According to the report, the company Micro1 already gathers around 4,000 “robotics generalists” in 71 countries, who send more than 160,000 hours of video per month. Even so, the volume is considered insufficient given the sector’s ambition to develop general-purpose robots for multiple environments and functions.
CNN itself points out that the race gained momentum when recent AI advancements began to connect visual perception and physical action.
In another relevant data point cited by the report, a Nvidia report indicated that incorporating more than 20,000 hours of first-person videos increased the success rate by more than 50% in tasks such as folding shirts, sorting letters, and opening bottle caps.
India becomes a hub for data collection for robotics and physical automation
India’s position in this market is not accidental. Objectways, cited by CNN and shown in AFP’s photographic coverage, shifted part of its operation to human data collection and found that only about half of the submitted footage is actually usable, highlighting the technical demands of this material.
The geography of data also matters. CNN reports that, with 90% of Objectways’ clients in the United States, companies are willing to pay more for videos recorded in American homes because kitchens, utensils, brooms, and routines vary from one country to another, and the robot needs to learn in the context where it will operate.
This helps to understand why India has become a strategic link in this chain. AFP describes the country as a global intermediary in the creation, processing, and annotation of data for AI, repeating a role that has already been observed in earlier stages of the digital economy.

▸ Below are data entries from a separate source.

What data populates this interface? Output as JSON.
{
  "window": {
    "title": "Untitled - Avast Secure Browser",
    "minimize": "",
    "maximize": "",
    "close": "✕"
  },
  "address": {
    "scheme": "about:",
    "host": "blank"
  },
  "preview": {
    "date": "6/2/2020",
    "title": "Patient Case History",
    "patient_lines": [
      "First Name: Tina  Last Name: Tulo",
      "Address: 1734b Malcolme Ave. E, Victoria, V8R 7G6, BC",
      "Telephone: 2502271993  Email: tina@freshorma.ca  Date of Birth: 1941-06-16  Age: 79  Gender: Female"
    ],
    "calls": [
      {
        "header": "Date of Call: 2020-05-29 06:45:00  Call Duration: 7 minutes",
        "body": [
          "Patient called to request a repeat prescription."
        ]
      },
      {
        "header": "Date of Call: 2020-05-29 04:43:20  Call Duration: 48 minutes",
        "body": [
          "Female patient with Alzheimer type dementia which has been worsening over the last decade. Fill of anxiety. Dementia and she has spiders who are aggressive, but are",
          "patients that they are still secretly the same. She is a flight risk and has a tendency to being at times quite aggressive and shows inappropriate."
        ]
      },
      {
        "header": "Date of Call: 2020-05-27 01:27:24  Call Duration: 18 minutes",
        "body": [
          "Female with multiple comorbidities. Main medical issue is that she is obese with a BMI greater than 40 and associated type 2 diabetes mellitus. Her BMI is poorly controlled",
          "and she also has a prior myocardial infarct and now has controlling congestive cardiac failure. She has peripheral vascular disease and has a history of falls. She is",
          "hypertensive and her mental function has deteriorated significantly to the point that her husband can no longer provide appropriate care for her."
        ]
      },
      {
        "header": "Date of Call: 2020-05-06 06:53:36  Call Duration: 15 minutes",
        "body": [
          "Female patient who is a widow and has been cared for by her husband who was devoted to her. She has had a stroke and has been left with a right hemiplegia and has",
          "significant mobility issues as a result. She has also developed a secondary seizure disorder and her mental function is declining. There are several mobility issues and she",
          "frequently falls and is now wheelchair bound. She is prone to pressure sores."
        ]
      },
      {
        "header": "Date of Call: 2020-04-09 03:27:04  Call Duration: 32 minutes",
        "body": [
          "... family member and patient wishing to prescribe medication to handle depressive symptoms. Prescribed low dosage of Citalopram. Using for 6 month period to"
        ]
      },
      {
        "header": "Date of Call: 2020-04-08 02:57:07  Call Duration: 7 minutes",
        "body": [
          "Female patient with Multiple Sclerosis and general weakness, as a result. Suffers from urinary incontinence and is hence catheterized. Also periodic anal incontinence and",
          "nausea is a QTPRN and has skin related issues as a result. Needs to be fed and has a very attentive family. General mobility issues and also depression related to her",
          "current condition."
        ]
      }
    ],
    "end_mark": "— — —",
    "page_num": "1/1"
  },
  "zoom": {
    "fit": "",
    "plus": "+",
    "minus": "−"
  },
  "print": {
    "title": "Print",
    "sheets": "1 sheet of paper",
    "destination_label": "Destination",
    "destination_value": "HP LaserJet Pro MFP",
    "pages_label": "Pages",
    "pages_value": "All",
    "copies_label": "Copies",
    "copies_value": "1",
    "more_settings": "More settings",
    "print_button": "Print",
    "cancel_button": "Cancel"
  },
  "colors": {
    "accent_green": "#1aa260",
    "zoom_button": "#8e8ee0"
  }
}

Humanoid robot market expands race for human videos
Behind this seemingly simple work lies a market of large proportions. Morgan Stanley projects that the humanoid robot sector could surpass US$ 5 trillion by 2050, with more than 1 billion units in use, mostly in industrial and commercial applications.

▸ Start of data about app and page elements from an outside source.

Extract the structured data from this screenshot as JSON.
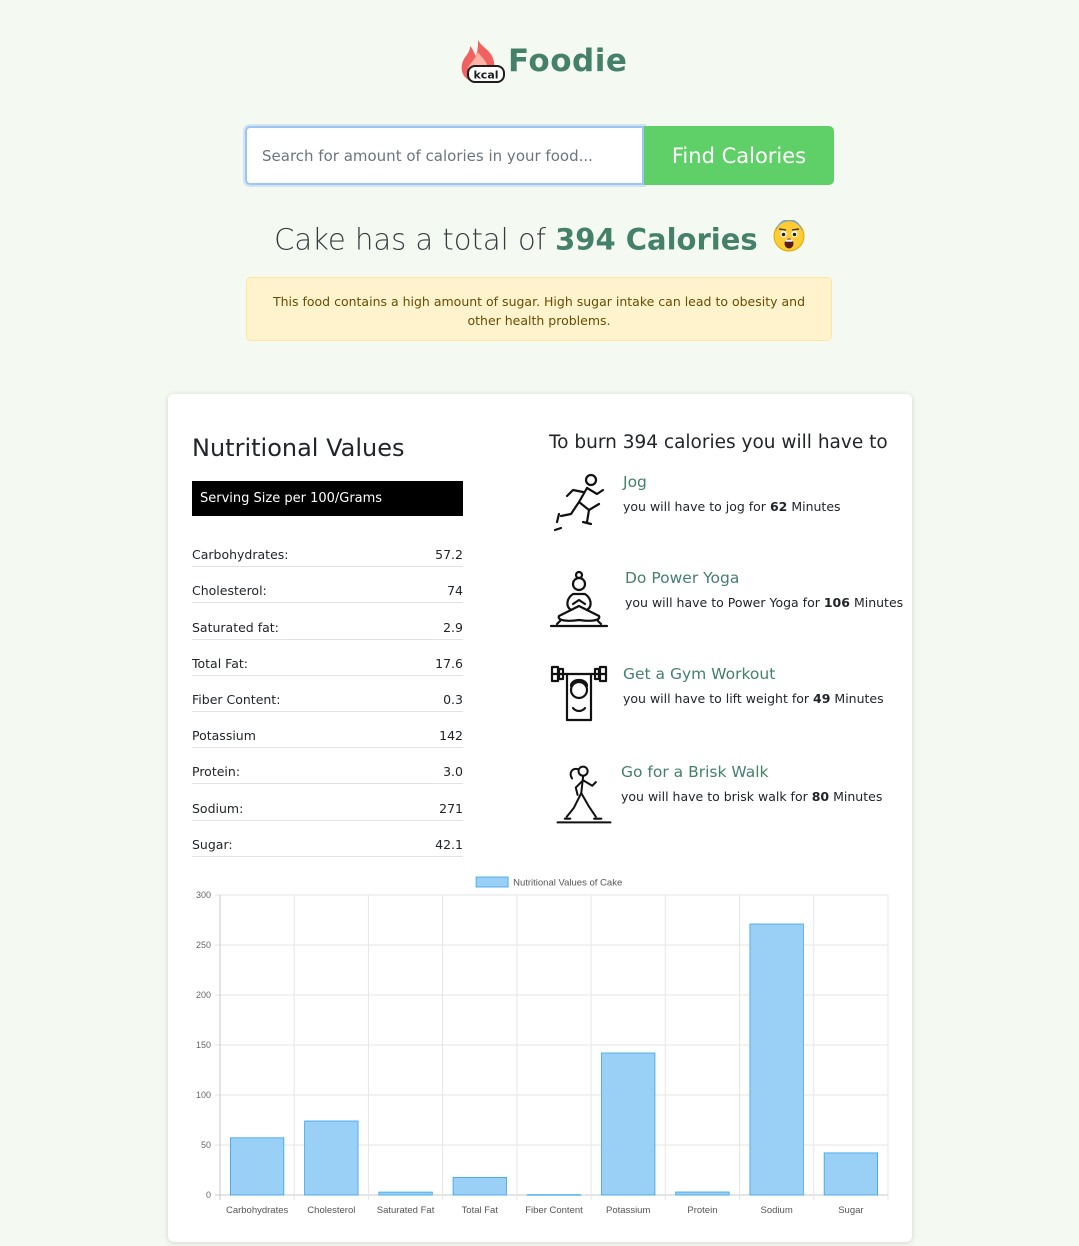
{
  "brand": {
    "name": "Foodie",
    "badge": "kcal"
  },
  "search": {
    "placeholder": "Search for amount of calories in your food...",
    "value": "",
    "button_label": "Find Calories"
  },
  "result": {
    "food": "Cake",
    "prefix": "has a total of",
    "calories_text": "394 Calories",
    "emoji": "fearful-face-icon"
  },
  "alert": {
    "text": "This food contains a high amount of sugar. High sugar intake can lead to obesity and other health problems."
  },
  "nutrition": {
    "title": "Nutritional Values",
    "serving": "Serving Size per 100/Grams",
    "rows": [
      {
        "label": "Carbohydrates:",
        "value": "57.2"
      },
      {
        "label": "Cholesterol:",
        "value": "74"
      },
      {
        "label": "Saturated fat:",
        "value": "2.9"
      },
      {
        "label": "Total Fat:",
        "value": "17.6"
      },
      {
        "label": "Fiber Content:",
        "value": "0.3"
      },
      {
        "label": "Potassium",
        "value": "142"
      },
      {
        "label": "Protein:",
        "value": "3.0"
      },
      {
        "label": "Sodium:",
        "value": "271"
      },
      {
        "label": "Sugar:",
        "value": "42.1"
      }
    ]
  },
  "burn": {
    "title": "To burn 394 calories you will have to",
    "exercises": [
      {
        "title": "Jog",
        "prefix": "you will have to jog for",
        "minutes": "62",
        "suffix": "Minutes",
        "icon": "jogging-icon"
      },
      {
        "title": "Do Power Yoga",
        "prefix": "you will have to Power Yoga for",
        "minutes": "106",
        "suffix": "Minutes",
        "icon": "yoga-icon"
      },
      {
        "title": "Get a Gym Workout",
        "prefix": "you will have to lift weight for",
        "minutes": "49",
        "suffix": "Minutes",
        "icon": "weightlifting-icon"
      },
      {
        "title": "Go for a Brisk Walk",
        "prefix": "you will have to brisk walk for",
        "minutes": "80",
        "suffix": "Minutes",
        "icon": "walking-icon"
      }
    ]
  },
  "colors": {
    "accent": "#44806a",
    "button": "#5fd068",
    "bar_fill": "#9ad0f5",
    "bar_stroke": "#36a2eb"
  },
  "chart_data": {
    "type": "bar",
    "categories": [
      "Carbohydrates",
      "Cholesterol",
      "Saturated Fat",
      "Total Fat",
      "Fiber Content",
      "Potassium",
      "Protein",
      "Sodium",
      "Sugar"
    ],
    "series": [
      {
        "name": "Nutritional Values of Cake",
        "values": [
          57.2,
          74,
          2.9,
          17.6,
          0.3,
          142,
          3.0,
          271,
          42.1
        ]
      }
    ],
    "ylim": [
      0,
      300
    ],
    "yticks": [
      0,
      50,
      100,
      150,
      200,
      250,
      300
    ],
    "grid": true,
    "legend": "top-center"
  }
}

The same analysis highlights that adoption is expected to accelerate from the end of the 2030s onwards, as hardware, software, regulation, and social acceptance advance.
To reach this stage, however, developers still need to feed the models with enormous amounts of human behavior captured on video.
This connection between cheap labor today and a trillion-dollar market tomorrow helps explain the urgency of the sector.
The videos recorded now are not just auxiliary material, but a strategic input for the future performance of machines that promise to operate in production lines, logistics centers, commerce, healthcare, and, later on, inside homes.
The central question is whether today’s training accelerates tomorrow’s replacement
This is where the story becomes more sensitive. AFP shows that the advancement of automation is accompanied by unease among workers who today earn income with this “digital gig”, but may be helping to train systems aimed precisely at tasks similar to those they perform.
The report also notes that the official debate in India has already reached the topic of employment. The government think tank NITI Aayog, cited by AFP, warned that much of the discussions on AI and work foresee job losses among white-collar professionals, while little is discussed about how technology can serve the country’s 490 million informal workers.
In the short term, the collection of human data can expand income opportunities. In the long term, it exposes a contradiction that is hard to ignore: while thousands of people cook, clean, and organize objects to teach machines to act like humans, the very economic utility of this knowledge can be used to reduce the need for human labor in these same functions.